Newswise — When you think back to your childhood, you might remember books filled with lively, colorful illustrations; large, bold type; funny and relatable characters, and storylines you may still recall today.
Beyond the joy of reading or being read these stories, this type of literature reveals much more than meets the eye, says Joseph Thomas, Ph.D., director of San Diego State University's National Center for the Study of Children's Literature (NCSCL).
"The adults who write for and publish literature for children are in the empowered position… and the child audience is usually imagined as less powerful," explains Dr. Thomas. "This relationship leads to a kind of literature that exposes some of our culture's most deeply held ideological values.
If you want to know what a culture holds dear, what they think is important, is normal, right and just, then read the literature that the culture produces for its young."
Nearly 1,200 undergraduate and graduate students are doing just that — studying the wide range of books and other materials created for the very young through to young adult (YA) literature, as part of the nearly 40-year-old NCSCL, one of the oldest and largest institutions of its kind in the U.S.
"Children's literature is unique insofar as it's the only kind of literature written by one group — adults — expressly for another, children," notes Thomas, a professor of English and comparative literature at San Diego State and a former assistant professor at California State University, Northridge.
Stories of Diversity
The complexity of children's literature means that NCSCL is overseen by four SDSU faculty members: Thomas, Angel Daniel Matos, Ph.D., Phillip Serrato, Ph.D., and Mary Galbraith, Ph.D. All are active, publishing authors and scholars of children's and YA literature themselves.

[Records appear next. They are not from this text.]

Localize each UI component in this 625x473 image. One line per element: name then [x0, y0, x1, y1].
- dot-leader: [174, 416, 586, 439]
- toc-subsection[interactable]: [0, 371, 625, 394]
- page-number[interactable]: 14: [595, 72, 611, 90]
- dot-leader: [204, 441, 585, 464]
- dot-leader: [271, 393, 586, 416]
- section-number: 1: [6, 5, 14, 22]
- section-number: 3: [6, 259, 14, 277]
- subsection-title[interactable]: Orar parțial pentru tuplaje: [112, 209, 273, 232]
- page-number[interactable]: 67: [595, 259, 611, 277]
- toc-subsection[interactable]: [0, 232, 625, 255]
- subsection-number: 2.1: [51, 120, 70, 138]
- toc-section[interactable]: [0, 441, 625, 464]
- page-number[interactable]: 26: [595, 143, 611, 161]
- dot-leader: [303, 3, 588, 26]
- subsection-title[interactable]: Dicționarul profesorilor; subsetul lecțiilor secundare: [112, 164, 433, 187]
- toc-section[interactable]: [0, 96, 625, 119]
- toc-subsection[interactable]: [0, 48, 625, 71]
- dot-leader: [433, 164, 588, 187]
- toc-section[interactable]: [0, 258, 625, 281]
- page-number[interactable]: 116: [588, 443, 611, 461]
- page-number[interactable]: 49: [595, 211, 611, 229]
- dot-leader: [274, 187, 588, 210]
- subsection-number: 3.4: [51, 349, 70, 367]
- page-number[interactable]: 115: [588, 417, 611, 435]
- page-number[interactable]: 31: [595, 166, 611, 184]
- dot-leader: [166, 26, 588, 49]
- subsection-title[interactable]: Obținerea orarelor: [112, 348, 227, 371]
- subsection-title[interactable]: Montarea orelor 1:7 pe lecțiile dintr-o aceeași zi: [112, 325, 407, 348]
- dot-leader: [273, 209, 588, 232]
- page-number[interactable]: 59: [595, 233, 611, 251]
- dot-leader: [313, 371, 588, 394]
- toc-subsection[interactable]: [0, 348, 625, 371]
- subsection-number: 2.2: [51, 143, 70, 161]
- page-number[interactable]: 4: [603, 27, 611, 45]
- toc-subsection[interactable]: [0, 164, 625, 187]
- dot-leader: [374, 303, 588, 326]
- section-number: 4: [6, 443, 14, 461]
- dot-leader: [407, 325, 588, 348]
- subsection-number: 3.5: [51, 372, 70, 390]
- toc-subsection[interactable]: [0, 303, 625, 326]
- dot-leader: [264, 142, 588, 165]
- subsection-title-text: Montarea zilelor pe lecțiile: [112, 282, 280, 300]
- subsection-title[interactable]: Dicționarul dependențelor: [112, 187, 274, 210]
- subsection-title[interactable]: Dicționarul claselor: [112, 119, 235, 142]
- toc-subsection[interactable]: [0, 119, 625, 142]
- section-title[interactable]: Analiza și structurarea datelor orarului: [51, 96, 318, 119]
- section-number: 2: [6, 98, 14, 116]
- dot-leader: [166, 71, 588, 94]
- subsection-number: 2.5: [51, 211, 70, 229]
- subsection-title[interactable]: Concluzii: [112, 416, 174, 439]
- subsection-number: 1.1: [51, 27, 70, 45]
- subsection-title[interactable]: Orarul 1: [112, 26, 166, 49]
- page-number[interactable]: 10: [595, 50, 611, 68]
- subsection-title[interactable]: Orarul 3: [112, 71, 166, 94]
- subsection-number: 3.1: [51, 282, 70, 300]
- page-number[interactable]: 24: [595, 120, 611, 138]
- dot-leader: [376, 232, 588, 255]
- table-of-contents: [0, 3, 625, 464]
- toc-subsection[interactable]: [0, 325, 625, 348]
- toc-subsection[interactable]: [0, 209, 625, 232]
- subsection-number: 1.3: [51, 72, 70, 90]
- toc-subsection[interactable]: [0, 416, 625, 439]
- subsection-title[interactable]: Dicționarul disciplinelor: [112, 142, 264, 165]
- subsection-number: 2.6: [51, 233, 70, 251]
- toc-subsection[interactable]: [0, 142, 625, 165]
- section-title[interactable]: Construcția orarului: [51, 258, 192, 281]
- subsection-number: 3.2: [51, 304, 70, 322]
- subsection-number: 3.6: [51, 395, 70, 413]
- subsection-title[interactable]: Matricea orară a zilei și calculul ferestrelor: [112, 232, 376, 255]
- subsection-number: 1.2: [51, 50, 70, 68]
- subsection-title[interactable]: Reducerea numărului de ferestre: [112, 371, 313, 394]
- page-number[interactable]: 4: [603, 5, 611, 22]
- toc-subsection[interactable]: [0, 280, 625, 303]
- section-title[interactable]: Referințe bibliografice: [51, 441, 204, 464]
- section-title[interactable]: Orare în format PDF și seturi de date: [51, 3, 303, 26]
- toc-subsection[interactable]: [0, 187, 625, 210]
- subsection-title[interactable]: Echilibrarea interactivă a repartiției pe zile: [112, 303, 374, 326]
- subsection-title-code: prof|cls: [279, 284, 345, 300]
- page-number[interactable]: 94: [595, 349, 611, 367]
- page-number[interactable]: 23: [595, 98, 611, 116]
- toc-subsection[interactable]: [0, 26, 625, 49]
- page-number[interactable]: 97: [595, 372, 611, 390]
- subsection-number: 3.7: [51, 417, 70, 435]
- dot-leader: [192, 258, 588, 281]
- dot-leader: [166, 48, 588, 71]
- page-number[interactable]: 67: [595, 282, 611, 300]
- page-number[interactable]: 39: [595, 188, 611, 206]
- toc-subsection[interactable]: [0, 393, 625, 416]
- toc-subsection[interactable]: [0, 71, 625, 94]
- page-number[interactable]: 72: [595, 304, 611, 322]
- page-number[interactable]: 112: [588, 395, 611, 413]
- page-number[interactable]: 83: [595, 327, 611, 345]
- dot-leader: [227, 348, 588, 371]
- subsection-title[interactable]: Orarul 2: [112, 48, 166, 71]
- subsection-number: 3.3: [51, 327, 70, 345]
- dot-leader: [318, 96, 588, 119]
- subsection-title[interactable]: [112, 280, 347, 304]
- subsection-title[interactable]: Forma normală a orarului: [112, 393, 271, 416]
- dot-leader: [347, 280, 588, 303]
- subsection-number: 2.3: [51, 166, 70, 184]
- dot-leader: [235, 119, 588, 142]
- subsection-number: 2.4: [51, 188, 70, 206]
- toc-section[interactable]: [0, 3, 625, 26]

It's also a highly creative genre, notes Thomas. "In children's literature you find books with narrators who break the fourth wall; books that play with image as text and text as image; books that highlight the book itself as an object; books that invite the reader to become an active co-producer of meaning."
"Although many children's books are thematically conservative," he continues, "the authors still play with generic conventions — and even the conventions of book-making itself — in ways that rival the most innovative works for adults."

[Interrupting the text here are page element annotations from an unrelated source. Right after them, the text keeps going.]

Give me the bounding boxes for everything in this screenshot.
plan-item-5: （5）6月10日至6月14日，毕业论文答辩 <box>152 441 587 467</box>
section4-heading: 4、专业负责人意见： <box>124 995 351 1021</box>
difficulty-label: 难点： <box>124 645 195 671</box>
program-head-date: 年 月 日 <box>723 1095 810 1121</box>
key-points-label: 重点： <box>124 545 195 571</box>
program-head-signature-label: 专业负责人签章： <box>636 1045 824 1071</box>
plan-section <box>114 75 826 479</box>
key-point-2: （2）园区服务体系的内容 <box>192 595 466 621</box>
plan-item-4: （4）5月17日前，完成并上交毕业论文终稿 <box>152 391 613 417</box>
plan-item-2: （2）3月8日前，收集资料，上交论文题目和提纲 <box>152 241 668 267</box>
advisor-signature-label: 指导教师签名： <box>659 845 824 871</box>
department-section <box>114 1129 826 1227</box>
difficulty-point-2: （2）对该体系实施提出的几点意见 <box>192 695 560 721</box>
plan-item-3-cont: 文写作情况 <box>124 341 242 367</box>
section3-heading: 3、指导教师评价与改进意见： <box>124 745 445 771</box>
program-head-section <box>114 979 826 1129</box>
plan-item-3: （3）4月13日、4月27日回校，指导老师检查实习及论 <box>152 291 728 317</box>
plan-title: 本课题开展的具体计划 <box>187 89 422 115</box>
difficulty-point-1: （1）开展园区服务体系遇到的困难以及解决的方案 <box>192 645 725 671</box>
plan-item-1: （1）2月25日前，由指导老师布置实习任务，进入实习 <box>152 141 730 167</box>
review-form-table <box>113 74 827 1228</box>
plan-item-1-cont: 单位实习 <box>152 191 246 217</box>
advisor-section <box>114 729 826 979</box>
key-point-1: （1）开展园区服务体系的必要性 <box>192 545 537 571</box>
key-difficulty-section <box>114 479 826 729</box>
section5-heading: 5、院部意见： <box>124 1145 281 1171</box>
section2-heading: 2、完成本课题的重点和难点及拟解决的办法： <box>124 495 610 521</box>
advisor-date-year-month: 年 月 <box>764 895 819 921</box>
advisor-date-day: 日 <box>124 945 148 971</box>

One of the most important trends in today's children's literature is diversity. Scholars, researchers and authors look for more inclusivity in all aspects of storytelling, including storylines and characters as well as more diverse authors creating stories for kids and teens from a broader range of backgrounds and experience.
NCSCL faculty want to be a leader in this, says Thomas, so San Diego State professors strive to use diverse books in all courses, as well as regularly invite a wide range of children's literature scholars to the campus to speak on topics like YA literature for Latino and LGBTQ youth, Judaism, and picture books featuring civil rights photos for children.
As part of its mission to prepare students for careers in children's literature, the center regularly invites internationally recognized powerhouses from the genre to share research and lead workshops on the SDSU campus.
Student involvement is critical to the center's success, Thomas stresses, adding that projects like the SDSU Children's Literature blog are managed by graduate research assistants.